Portia was up betimes the following morning escorting her pupils to Matins at the
church presided over by its vicar, Rev. Sainsthorpe, who also instructed the girls in studies of
religion and Latin. The rain of the previous evening had subsided, to be replaced by a sullen sky
and a chill autumnal wind. Portia found her mood very little better than the previous evening; she
had suffered a disturbed night. When Caldwell joined them at the front door, she saw that he too
had not slept well.

They met Heloise and her daughter at the gate of their cottage next door to the school
property, and processed in an orderly fashion into the stone Gothic structure which had served
Hornsey for several centuries. Portia was preoccupied during the service and would have been
hard put to recite the text or the essence of the vicar's learned sermon.

Fortunately Heloise, on their return to the school for a nuncheon, did not have the
sermon in mind.

"Gavrielle tells me the girls did not return from the city with you, but spent the night
with their father. Where did you encounter him? What a coincidence! Did you see his house?
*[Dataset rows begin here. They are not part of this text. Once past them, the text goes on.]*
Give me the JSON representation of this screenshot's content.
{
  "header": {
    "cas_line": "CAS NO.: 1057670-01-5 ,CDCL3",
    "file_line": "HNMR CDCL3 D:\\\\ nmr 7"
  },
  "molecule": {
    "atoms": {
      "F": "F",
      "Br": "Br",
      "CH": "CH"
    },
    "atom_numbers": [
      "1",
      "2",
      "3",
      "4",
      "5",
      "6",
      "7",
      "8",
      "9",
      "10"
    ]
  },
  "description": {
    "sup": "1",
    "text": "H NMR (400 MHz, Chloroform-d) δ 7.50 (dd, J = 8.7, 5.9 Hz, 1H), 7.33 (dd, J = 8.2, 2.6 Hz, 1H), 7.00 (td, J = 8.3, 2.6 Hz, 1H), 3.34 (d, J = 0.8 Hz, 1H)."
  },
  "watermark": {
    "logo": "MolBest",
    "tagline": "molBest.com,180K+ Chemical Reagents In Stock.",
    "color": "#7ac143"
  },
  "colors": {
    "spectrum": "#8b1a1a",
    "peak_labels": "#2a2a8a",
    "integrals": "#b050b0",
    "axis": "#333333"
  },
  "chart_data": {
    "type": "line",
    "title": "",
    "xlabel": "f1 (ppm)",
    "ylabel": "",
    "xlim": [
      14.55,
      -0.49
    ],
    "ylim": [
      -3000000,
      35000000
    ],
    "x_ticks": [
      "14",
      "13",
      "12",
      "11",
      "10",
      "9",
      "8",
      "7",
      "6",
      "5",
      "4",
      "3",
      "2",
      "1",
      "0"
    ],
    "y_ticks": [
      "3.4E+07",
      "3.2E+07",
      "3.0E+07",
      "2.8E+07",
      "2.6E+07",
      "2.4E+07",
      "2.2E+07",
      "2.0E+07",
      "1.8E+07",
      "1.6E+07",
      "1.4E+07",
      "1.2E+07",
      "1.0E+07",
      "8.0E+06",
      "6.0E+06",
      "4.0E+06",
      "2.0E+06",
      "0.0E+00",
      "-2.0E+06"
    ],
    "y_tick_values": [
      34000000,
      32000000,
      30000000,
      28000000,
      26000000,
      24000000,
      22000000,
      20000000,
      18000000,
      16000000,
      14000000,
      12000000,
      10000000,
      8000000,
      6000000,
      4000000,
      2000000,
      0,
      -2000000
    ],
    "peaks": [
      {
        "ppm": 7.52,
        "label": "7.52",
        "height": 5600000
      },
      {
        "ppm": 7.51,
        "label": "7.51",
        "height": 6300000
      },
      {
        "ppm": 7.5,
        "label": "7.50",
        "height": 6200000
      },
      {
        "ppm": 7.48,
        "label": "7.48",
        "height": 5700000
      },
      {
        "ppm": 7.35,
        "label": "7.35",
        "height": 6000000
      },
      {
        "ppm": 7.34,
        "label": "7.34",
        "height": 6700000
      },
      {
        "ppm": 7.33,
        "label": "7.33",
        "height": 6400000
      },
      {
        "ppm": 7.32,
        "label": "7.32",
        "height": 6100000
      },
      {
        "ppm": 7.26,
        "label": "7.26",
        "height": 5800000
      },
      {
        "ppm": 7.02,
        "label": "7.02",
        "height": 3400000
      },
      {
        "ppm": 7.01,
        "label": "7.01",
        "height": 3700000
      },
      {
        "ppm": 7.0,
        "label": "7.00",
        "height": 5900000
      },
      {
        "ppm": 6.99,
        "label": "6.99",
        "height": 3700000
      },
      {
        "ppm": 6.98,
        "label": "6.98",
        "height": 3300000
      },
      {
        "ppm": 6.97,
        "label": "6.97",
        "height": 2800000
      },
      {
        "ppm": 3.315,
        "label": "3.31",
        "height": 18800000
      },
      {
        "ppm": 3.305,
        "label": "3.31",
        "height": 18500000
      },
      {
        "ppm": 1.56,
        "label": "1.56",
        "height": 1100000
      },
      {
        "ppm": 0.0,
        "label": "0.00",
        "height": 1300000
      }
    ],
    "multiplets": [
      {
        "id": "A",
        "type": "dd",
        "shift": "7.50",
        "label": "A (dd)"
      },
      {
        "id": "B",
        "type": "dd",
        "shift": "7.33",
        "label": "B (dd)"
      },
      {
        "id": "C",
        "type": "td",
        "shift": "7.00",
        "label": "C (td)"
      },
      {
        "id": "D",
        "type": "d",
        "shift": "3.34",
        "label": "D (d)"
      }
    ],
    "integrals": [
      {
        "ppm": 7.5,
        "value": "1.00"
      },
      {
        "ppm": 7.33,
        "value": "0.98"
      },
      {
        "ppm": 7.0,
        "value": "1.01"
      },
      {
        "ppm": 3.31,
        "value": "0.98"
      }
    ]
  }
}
Is
it very grand? Was he dismayed by your meeting? Was it
convenable
for him to
entertain his daughters, do you think? When will they return? Will you entertain him then?"

Portia thought she had rather deal with the sermon than Madame's onslaught of
questions, queries and wonderings? She answered as best she might, in an undertone, and with
no more than a modicum of detail until they returned to the house. The sight of the housekeeper
and maids waiting to take cloaks and usher young ladies into the dining room was very welcome.
She slipped away as Caldwell joined her friend in the entry, and closed her study door on all the
ensuing hubbub.

She heard the noise subside as the young ladies undertook their light repast and had just
put off her bonnet when Lord Stadbroke was announced. Dismay knotted in her stomach. Rather
than sit behind her desk as she had been going to, she peered in the glass of her
secretaire
, which stood her in stead of a mirror, and poked a wayward curl under her
cap. A wan reflection peered back at her; her restless night was writ on her face and she looked
more plain even than usual, she decided. Her thoughts still were occupied with Caldwell's
disclosures and various mad solutions to their problem. The last thing she wanted was to
entertain the viscount.

But Stadbroke, accompanied by his hound, was even at that moment being ushered into
her study. She summoned a smile, straightened her back and offered her hand.

He held it for a moment longer than necessary and she thought he looked unusually
uneasy beneath a forced
bonhomie
. "I have brought back your pupils, Miss
Crossmichael! Their eagerness to return speaks well for your establishment. They've joined the
other students."

She said nothing.

"I've said my farewells. They are all impatience to visit Hill Street again."

His joviality rang false to her ear. Her own response was cool. "How nice for you, my
lord. It was fortuitous that the young ladies were able to overnight with you in their new
home."

"Indeed, indeed, it was." The viscount fidgeted about the room followed closely by his
dog, who sniffed at Portia's prized possessions, his paws treading faint damp marks on her
carpet. "I wondered if I might beg a moment of your time?"